Mira que cada año me propongo lo mismo. Juro y perjuro que no volveré caer en los errores habituales. Pero nada, que no hay manera. Es lo que tiene eso de ser humano. Tropezar en la misma piedra, una y otra vez. De nada sirve que la humanidad lleve siglos intentado corregir sus desaguisados, porque al final todo vuelve a su estado natural. De poco vale que cada equis tiempo surja alguna teoría política o filosófica nueva o de que aparezcan soñadores con ideas aparentemente peregrinas. Tampoco que las epidemias limpien de despojos los rincones del planeta. No digamos las guerras o conflictos desde que Caín se deshiciera de su hermano por un quítame allá esas pajas. Precedente de otros que siguieron su estela por una novia, un río, una ciudad, un imperio, unos barriles de petróleo, un congreso o una ideología salvadora.

Consuela hacerse a la idea de que al menos hay un momento a lo largo del año en el que pulula la mala conciencia. Por fumar, por pagar el gimnasio y no aparecer salvo error u omisión, por agotar el crédito de la tarjeta, por suscribirse a ese canal de series que hay que ver porque hay que ver, por no visitar al que siempre decimos que «un día tenemos que quedar» o por acabar esa asignatura pendiente que cada uno y cada una sabe que existe desde que tiene uso de razón.
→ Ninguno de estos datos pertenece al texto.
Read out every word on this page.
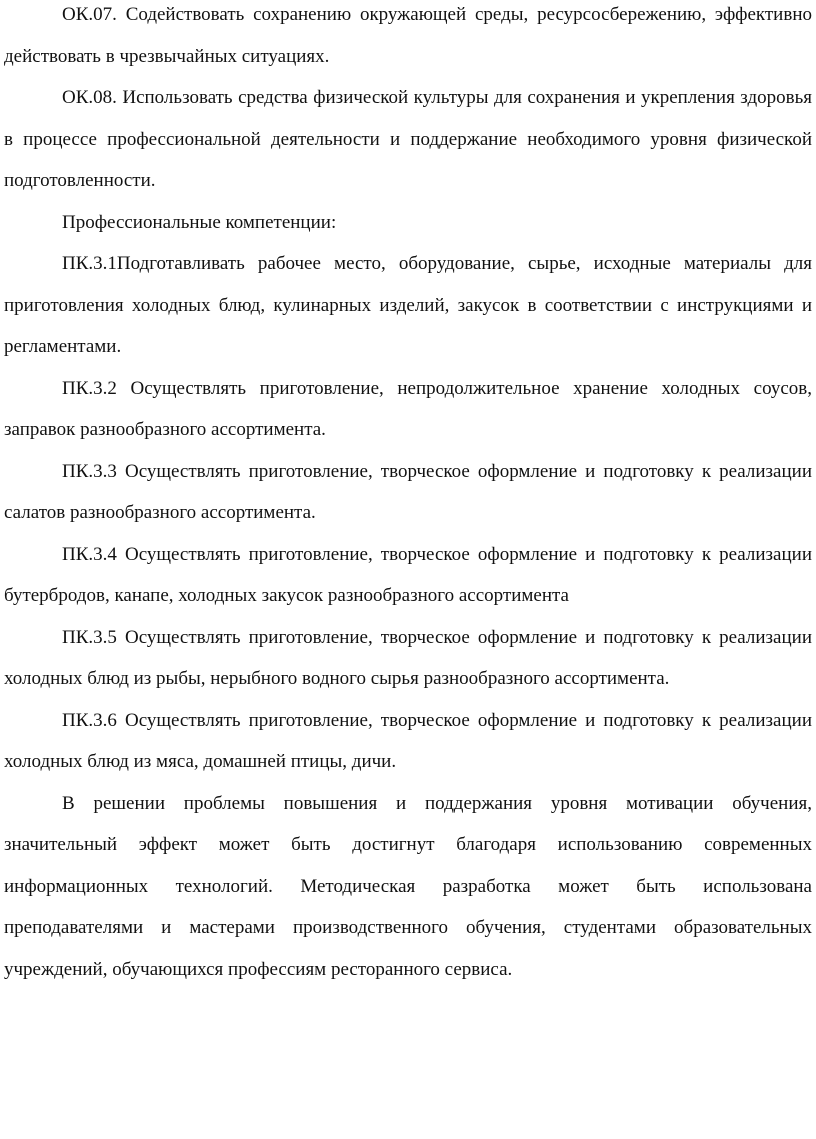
ОК.07. Содействовать сохранению окружающей среды, ресурсосбережению, эффективно действовать в чрезвычайных ситуациях.

ОК.08. Использовать средства физической культуры для сохранения и укрепления здоровья в процессе профессиональной деятельности и поддержание необходимого уровня физической подготовленности.

Профессиональные компетенции:

ПК.3.1Подготавливать рабочее место, оборудование, сырье, исходные материалы для приготовления холодных блюд, кулинарных изделий, закусок в соответствии с инструкциями и регламентами.

ПК.3.2 Осуществлять приготовление, непродолжительное хранение холодных соусов, заправок разнообразного ассортимента.

ПК.3.3 Осуществлять приготовление, творческое оформление и подготовку к реализации салатов разнообразного ассортимента.

ПК.3.4 Осуществлять приготовление, творческое оформление и подготовку к реализации бутербродов, канапе, холодных закусок разнообразного ассортимента

ПК.3.5 Осуществлять приготовление, творческое оформление и подготовку к реализации холодных блюд из рыбы, нерыбного водного сырья разнообразного ассортимента.

ПК.3.6 Осуществлять приготовление, творческое оформление и подготовку к реализации холодных блюд из мяса, домашней птицы, дичи.

В решении проблемы повышения и поддержания уровня мотивации обучения, значительный эффект может быть достигнут благодаря использованию современных информационных технологий. Методическая разработка может быть использована преподавателями и мастерами производственного обучения, студентами образовательных учреждений, обучающихся профессиям ресторанного сервиса.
De nada sirve contentarse con aquello de que el ser humano tropieza cien veces con el mismo pedrusco, porque mira que somos continicos en toparnos una y otra vez con la realidad. Es lo que tiene que cada año se celebre, por estas fechas, la Navidad. Un tiempo en el que para muchos se alteran los biorritmos con sólo volver a imaginar las citas familiares, esos encuentros que parecen destinados a desbordar las emociones contenidas el resto del año porque tocan, porque son así y así nos lo han contado de generación en generación. Y si te toca la cuñada al lado, pues nada, se siente, no haberte metido en esta familia?

Siempre nos queda mirar de frente y abordar con serenidad las horas que se avecinan. Respirar hondo y coger las riendas del presente. El más cercano. Decir que no, cuando verdaderamente queremos decir que no. Acudir a la cena o comida familiar cuando de verdad queremos ir a la cena o comida familiar. Buscar un regalo porque con sinceridad queremos expresar con él un gesto de cercanía, de atención y de recuerdo más allá del impacto y la mirada de sorpresa. Visitar a quienes de verdad nos importan, nos preocupan o intuimos que se sienten solos. No porque haya que hacerlo, sino porque nos incumben profundamente.

Llegados a este punto todo cobra sentido. Dejados de lado los convencionalismos se respira y se duerme mejor. Los excesos ya no tienen que pagarse, puesto que forman parte de la vida. Como cualquiera de las emociones o la risa, el llanto, el silencio o el tumulto de las compras. Las chispeantes luces o el ansia por aparcar en el centro ya forman parte de algo mucho más sencillo. Que cada año se repite una liturgia. Pero en esta ocasión ya es distinta. Porque tú, porque yo? hemos descubierto que lo esencial es invisible a los ojos. Que el reencuentro comienza con el encuentro con uno mismo. Ahí está nuestro poder. En la fragilidad y en la debilidad de quien nace esta noche.